The Taichung World Flora Exposition, which runs until April 24, is a magnet for the green-fingered and those with an interest in landscaping and ecological engineering. Related events and exhibitions are being held at three locations in Greater Taichung: Waipu (from where it’s a short drive to Dajia Jenn Lann Temple); Houli (where one of the themes is orchid cultivation, an industry in which Taiwan is a world leader); and Fengyuan (where organizers have endeavoured to create a ‘floral metropolis’ beside a river).
Once the exposition is over, much of its infrastructure will become permanent additions to the cityscape. At Central Park, one of the key projects, around 80% of the trees that have been planted are indigenous species such as Taiwanese persimmon, Formosan michelia, Chinese pistachio, camphor, and Taiwanese yew.

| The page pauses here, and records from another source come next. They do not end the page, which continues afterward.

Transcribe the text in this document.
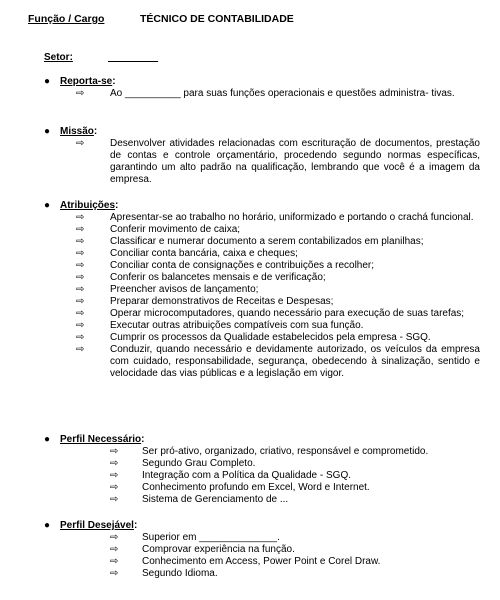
Função / Cargo	TÉCNICO DE CONTABILIDADE
Setor:	_________
● Reporta-se:
⇨	Ao __________ para suas funções operacionais e questões administra- tivas.
● Missão:
⇨	Desenvolver atividades relacionadas com escrituração de documentos, prestação de contas e controle orçamentário, procedendo segundo normas específicas, garantindo um alto padrão na qualificação, lembrando que você é a imagem da empresa.
● Atribuições:
⇨	Apresentar-se ao trabalho no horário, uniformizado e portando o crachá funcional.
⇨	Conferir movimento de caixa;
⇨	Classificar e numerar documento a serem contabilizados em planilhas;
⇨	Conciliar conta bancária, caixa e cheques;
⇨	Conciliar conta de consignações e contribuições a recolher;
⇨	Conferir os balancetes mensais e de verificação;
⇨	Preencher avisos de lançamento;
⇨	Preparar demonstrativos de Receitas e Despesas;
⇨	Operar microcomputadores, quando necessário para execução de suas tarefas;
⇨	Executar outras atribuições compatíveis com sua função.
⇨	Cumprir os processos da Qualidade estabelecidos pela empresa - SGQ.
⇨	Conduzir, quando necessário e devidamente autorizado, os veículos da empresa com cuidado, responsabilidade, segurança, obedecendo à sinalização, sentido e velocidade das vias públicas e a legislação em vigor.
● Perfil Necessário:
⇨ Ser pró-ativo, organizado, criativo, responsável e comprometido.
⇨ Segundo Grau Completo.
⇨ Integração com a Política da Qualidade - SGQ.
⇨ Conhecimento profundo em Excel, Word e Internet.
⇨ Sistema de Gerenciamento de ...
● Perfil Desejável:
⇨ Superior em ______________.
⇨ Comprovar experiência na função.
⇨ Conhecimento em Access, Power Point e Corel Draw.
⇨ Segundo Idioma.
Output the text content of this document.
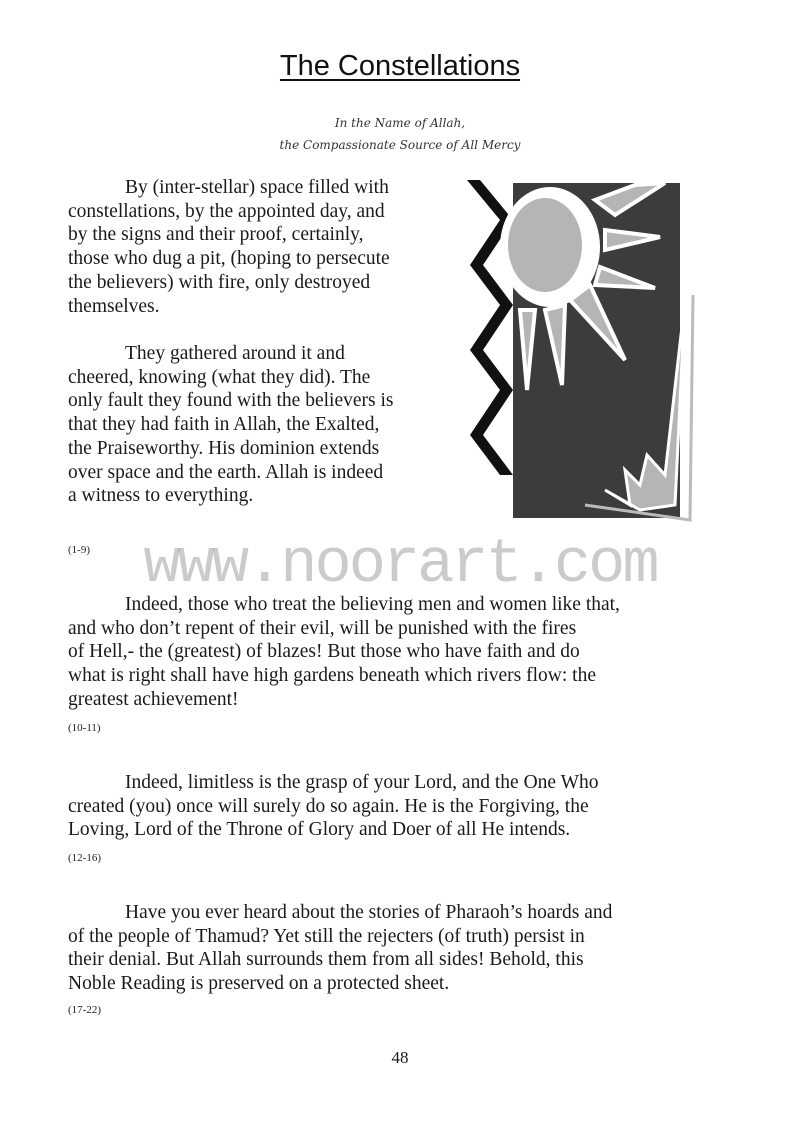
The Constellations
In the Name of Allah,
the Compassionate Source of All Mercy
By (inter-stellar) space filled with
constellations, by the appointed day, and
by the signs and their proof, certainly,
those who dug a pit, (hoping to persecute
the believers) with fire, only destroyed
themselves.
They gathered around it and
cheered, knowing (what they did). The
only fault they found with the believers is
that they had faith in Allah, the Exalted,
the Praiseworthy. His dominion extends
over space and the earth. Allah is indeed
a witness to everything.
(1-9)
Indeed, those who treat the believing men and women like that,
and who don’t repent of their evil, will be punished with the fires
of Hell,- the (greatest) of blazes! But those who have faith and do
what is right shall have high gardens beneath which rivers flow: the
greatest achievement!
(10-11)
Indeed, limitless is the grasp of your Lord, and the One Who
created (you) once will surely do so again. He is the Forgiving, the
Loving, Lord of the Throne of Glory and Doer of all He intends.
(12-16)
Have you ever heard about the stories of Pharaoh’s hoards and
of the people of Thamud? Yet still the rejecters (of truth) persist in
their denial. But Allah surrounds them from all sides! Behold, this
Noble Reading is preserved on a protected sheet.
(17-22)
www.noorart.com
48
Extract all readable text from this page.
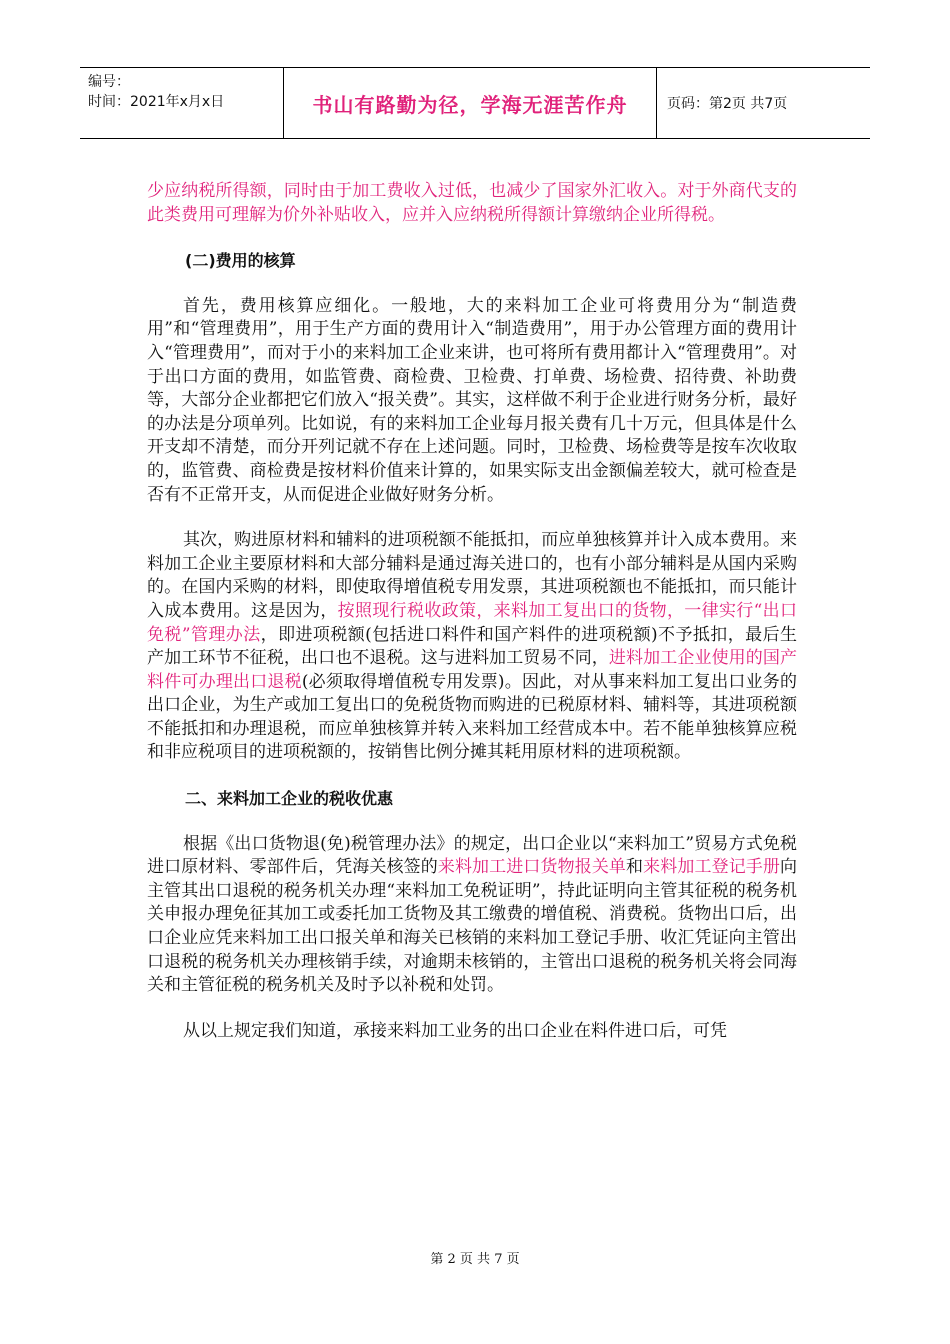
编号：
时间：2021年x月x日	书山有路勤为径，学海无涯苦作舟	页码：第2页 共7页

少应纳税所得额，同时由于加工费收入过低，也减少了国家外汇收入。对于外商代支的此类费用可理解为价外补贴收入，应并入应纳税所得额计算缴纳企业所得税。

(二)费用的核算

首先，费用核算应细化。一般地，大的来料加工企业可将费用分为“制造费用”和“管理费用”，用于生产方面的费用计入“制造费用”，用于办公管理方面的费用计入“管理费用”，而对于小的来料加工企业来讲，也可将所有费用都计入“管理费用”。对于出口方面的费用，如监管费、商检费、卫检费、打单费、场检费、招待费、补助费等，大部分企业都把它们放入“报关费”。其实，这样做不利于企业进行财务分析，最好的办法是分项单列。比如说，有的来料加工企业每月报关费有几十万元，但具体是什么开支却不清楚，而分开列记就不存在上述问题。同时，卫检费、场检费等是按车次收取的，监管费、商检费是按材料价值来计算的，如果实际支出金额偏差较大，就可检查是否有不正常开支，从而促进企业做好财务分析。

其次，购进原材料和辅料的进项税额不能抵扣，而应单独核算并计入成本费用。来料加工企业主要原材料和大部分辅料是通过海关进口的，也有小部分辅料是从国内采购的。在国内采购的材料，即使取得增值税专用发票，其进项税额也不能抵扣，而只能计入成本费用。这是因为，按照现行税收政策，来料加工复出口的货物，一律实行“出口免税”管理办法，即进项税额(包括进口料件和国产料件的进项税额)不予抵扣，最后生产加工环节不征税，出口也不退税。这与进料加工贸易不同，进料加工企业使用的国产料件可办理出口退税(必须取得增值税专用发票)。因此，对从事来料加工复出口业务的出口企业，为生产或加工复出口的免税货物而购进的已税原材料、辅料等，其进项税额不能抵扣和办理退税，而应单独核算并转入来料加工经营成本中。若不能单独核算应税和非应税项目的进项税额的，按销售比例分摊其耗用原材料的进项税额。

二、来料加工企业的税收优惠

根据《出口货物退(免)税管理办法》的规定，出口企业以“来料加工”贸易方式免税进口原材料、零部件后，凭海关核签的来料加工进口货物报关单和来料加工登记手册向主管其出口退税的税务机关办理“来料加工免税证明”，持此证明向主管其征税的税务机关申报办理免征其加工或委托加工货物及其工缴费的增值税、消费税。货物出口后，出口企业应凭来料加工出口报关单和海关已核销的来料加工登记手册、收汇凭证向主管出口退税的税务机关办理核销手续，对逾期未核销的，主管出口退税的税务机关将会同海关和主管征税的税务机关及时予以补税和处罚。

从以上规定我们知道，承接来料加工业务的出口企业在料件进口后，可凭

第 2 页 共 7 页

Fans of art and architecture may want to take a look at the New Taipei City Museum of Art after its 2019 inauguration. Designed by Kris Yao – the architect behind stunning Lanyang Museum in Yilan County and the National Palace Museum Southern Branch – the art museum is nearing completion in Yingge, a town 22km southwest of central Taipei. Like Stoke-on-Trent in England, Yingge’s traditional industry is pottery; it’s an excellent place to pick up dainty Chinese tea sets and other souvenirs.
Budget-conscious travellers may be interested to learn this: Many new hotels have appeared in Taiwan in recent years, but the number of visitor arrivals has plateaued. Room rates are likely to dip, so book your trip now!